Nursing professionals work in a variety of settings, with physicians' offices being the most common. They also work in general medical and surgical hospitals, outpatient clinics, clinics and offices of other health services.health care practitioners
Additional tips and resources for nursing professionals
There are a number of activities you can participate in that will contribute to your professional development. Visit the additional resources below to learn more about the path to becoming a registered nurse.
Ways to grow professionally
- Volunteer to treat patients in underserved communities. This is a great way to increase your skills, learn from professionals of all disciplines and make a real difference.
- Attend events and conferences to expand your knowledge and network with your peers.
- find a mentorwith whom you can learn and who inspires you to grow as a professional.
The following organizations can help you learn more about becoming a registered nurse:
- American Association of Colleges of Nursing(AACN)
- The American Association of Nursing Professionals(EM P)
- National Board of Certification of the American Academy of Nurses(ONPCB)
- American Center for Nurse Accreditation(ANCC)
- National Certification Corporation(ICON)
- The National Council of State Boards of Nursing(NCSBN)
- Pediatric Nursing Certification Board(PNCB)
The University of St. Augustine for Health Sciences (USAHS) offers Master of Nursing (MSN), Doctor of Nursing Practice (DNP) and Graduate Certificates in Nursing aimed at working nurses. Our degrees are offered online, with optional face-to-face immersions* and an annual interprofessional trip abroad. Role specialties include Family Nurse Practitioner (FNP), Educator Nurse** and Executive Nurse. MSN has several options to speed up your title completion time. Complete courses whenever and wherever you want and earn your advanced practice nursing degree while maintaining work-life balance.
*The FNP RPG specialty includes two mandatory hands-on intensives as part of the curriculum.
**The Nurse Educator role specialty is not available for the DNP program.
American Association of Nursing Professionals. “What is a professional nurse (NP)?” Accessed on January 20, 2021.https://www.aanp.org/about/all-about-nps/whats-a-nurse-practitioner. Accessed: January 26, 2022
Nurse's Diary. "How to Become a Professional Nurse". Last revised on November 30, 2021.https://nursejournal.org/nurse-practitioner/how-to-become-a-np/. Accessed: January 26, 2022
Nurse's Diary. "Overview of the Nursing Career". Last revised on November 30, 2021.https://nursejournal.org/nurse-practitioner/. Accessed: January 26, 2022
nurse.org. "How to become a professional nurse (NP)". September 20, 2021.https://nurse.org/resources/nurse-practitioner/. Accessed: January 26, 2022
- Maine: 1-2 weeks.
- Maryland: 2-3 days.
- Missouri: 2 weeks.
- Nevada: 1-2 weeks.
- North Carolina: 1-2 weeks.
- North Dakota: 1-2 weeks.
- Texas: 2 weeks.
- Vermont: 3-5 business days.
- MAINE. ...
- ALASKA. ...
- Georgia. ...
- Alabama. ...
- Hawaii. ...
- South Carolina. ...
- Kentucky. ...
- Summary. There are a few cases when temporary licenses can be obtained through the state board of nursing.
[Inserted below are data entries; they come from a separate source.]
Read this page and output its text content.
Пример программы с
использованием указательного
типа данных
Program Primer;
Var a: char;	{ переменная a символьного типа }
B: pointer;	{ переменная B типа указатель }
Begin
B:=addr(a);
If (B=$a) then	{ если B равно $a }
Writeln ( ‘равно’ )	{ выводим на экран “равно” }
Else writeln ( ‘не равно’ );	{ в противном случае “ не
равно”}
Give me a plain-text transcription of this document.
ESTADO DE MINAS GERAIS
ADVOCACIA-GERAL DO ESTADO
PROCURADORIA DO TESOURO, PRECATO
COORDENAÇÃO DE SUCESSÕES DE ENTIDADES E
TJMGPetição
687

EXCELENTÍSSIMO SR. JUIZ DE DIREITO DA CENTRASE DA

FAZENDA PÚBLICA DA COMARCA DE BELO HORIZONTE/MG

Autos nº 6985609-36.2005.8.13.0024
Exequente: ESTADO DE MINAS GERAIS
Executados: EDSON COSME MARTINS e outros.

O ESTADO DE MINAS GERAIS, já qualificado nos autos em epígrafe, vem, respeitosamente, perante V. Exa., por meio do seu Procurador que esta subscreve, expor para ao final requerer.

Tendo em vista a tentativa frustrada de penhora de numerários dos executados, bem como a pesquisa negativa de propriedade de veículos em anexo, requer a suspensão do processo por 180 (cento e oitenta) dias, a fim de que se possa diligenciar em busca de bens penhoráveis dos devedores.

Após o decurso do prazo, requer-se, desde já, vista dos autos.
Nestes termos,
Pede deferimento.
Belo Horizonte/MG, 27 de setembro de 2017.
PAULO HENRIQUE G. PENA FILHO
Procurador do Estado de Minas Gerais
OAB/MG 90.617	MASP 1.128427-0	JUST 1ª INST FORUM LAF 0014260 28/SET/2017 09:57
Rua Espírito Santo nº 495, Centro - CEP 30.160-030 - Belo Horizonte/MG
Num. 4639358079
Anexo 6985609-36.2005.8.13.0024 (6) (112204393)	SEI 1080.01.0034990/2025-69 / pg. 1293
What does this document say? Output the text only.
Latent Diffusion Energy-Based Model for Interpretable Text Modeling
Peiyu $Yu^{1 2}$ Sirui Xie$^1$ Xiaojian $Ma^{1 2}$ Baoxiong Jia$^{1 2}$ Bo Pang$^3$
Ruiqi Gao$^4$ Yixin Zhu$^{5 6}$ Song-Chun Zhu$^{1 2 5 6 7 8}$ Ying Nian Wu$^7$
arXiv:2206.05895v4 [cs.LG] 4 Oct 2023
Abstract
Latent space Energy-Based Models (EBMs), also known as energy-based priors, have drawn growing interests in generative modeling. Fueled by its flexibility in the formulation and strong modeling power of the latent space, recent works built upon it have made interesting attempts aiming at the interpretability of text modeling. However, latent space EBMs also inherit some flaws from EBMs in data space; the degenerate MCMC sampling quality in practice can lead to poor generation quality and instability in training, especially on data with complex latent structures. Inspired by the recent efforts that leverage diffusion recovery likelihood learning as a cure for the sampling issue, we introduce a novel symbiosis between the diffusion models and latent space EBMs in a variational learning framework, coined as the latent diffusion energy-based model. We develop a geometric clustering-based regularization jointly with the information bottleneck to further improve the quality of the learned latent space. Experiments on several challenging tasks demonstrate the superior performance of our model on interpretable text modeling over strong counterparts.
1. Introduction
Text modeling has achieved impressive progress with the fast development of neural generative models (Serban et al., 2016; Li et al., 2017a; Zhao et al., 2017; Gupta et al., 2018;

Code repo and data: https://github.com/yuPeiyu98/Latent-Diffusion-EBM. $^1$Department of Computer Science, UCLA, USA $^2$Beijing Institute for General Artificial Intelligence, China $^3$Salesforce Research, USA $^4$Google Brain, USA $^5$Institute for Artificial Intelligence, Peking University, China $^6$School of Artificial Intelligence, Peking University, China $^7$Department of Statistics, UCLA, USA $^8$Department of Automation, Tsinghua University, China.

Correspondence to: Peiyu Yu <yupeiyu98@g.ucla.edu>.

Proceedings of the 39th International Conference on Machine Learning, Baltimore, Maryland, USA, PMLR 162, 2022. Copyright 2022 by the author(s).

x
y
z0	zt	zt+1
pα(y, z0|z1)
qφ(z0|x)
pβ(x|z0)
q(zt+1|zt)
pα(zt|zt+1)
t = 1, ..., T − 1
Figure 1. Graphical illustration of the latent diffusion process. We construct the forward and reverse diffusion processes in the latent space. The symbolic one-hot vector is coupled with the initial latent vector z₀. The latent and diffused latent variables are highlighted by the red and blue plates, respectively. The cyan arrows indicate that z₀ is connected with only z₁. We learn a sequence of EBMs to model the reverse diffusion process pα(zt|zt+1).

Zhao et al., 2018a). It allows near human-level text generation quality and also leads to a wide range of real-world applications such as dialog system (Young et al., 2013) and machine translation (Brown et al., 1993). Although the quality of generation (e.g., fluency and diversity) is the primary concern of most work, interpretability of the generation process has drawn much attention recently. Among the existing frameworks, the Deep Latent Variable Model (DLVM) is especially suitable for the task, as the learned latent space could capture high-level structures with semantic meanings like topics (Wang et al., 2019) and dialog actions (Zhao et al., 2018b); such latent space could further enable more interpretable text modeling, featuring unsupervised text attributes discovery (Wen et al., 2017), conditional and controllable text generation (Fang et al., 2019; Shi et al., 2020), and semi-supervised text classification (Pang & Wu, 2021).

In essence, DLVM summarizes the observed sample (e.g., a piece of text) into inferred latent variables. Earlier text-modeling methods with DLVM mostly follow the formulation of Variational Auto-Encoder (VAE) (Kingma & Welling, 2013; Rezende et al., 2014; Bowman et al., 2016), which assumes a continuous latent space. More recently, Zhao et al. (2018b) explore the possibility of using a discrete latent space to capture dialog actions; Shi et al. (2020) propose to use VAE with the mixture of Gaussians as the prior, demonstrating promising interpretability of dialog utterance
- Earn your Degree. In order to become a registered nurse, you will need to earn a degree from an accredited institution. ...
- Pass the NCLEX Exam. ...
- Obtain State Licensure. ...
- Seek Advanced Training (optional)
To be eligible for an EB-3 visa as a nurse, you must have two years of education from an accredited institution and have a license to work in the country where you received your education. Additionally, you need to obtain a full and unrestricted license to practice nursing in the state where you will be working.What state pays the highest for RN? ›
In the United States overall, the average registered nurse salary is $82,750 and the median (50th percentile) is $77,600. California, with RN salaries averaging $124,000, is the highest-paying state for nurses as of May 2021 (according to the Bureau of Labor Statistics).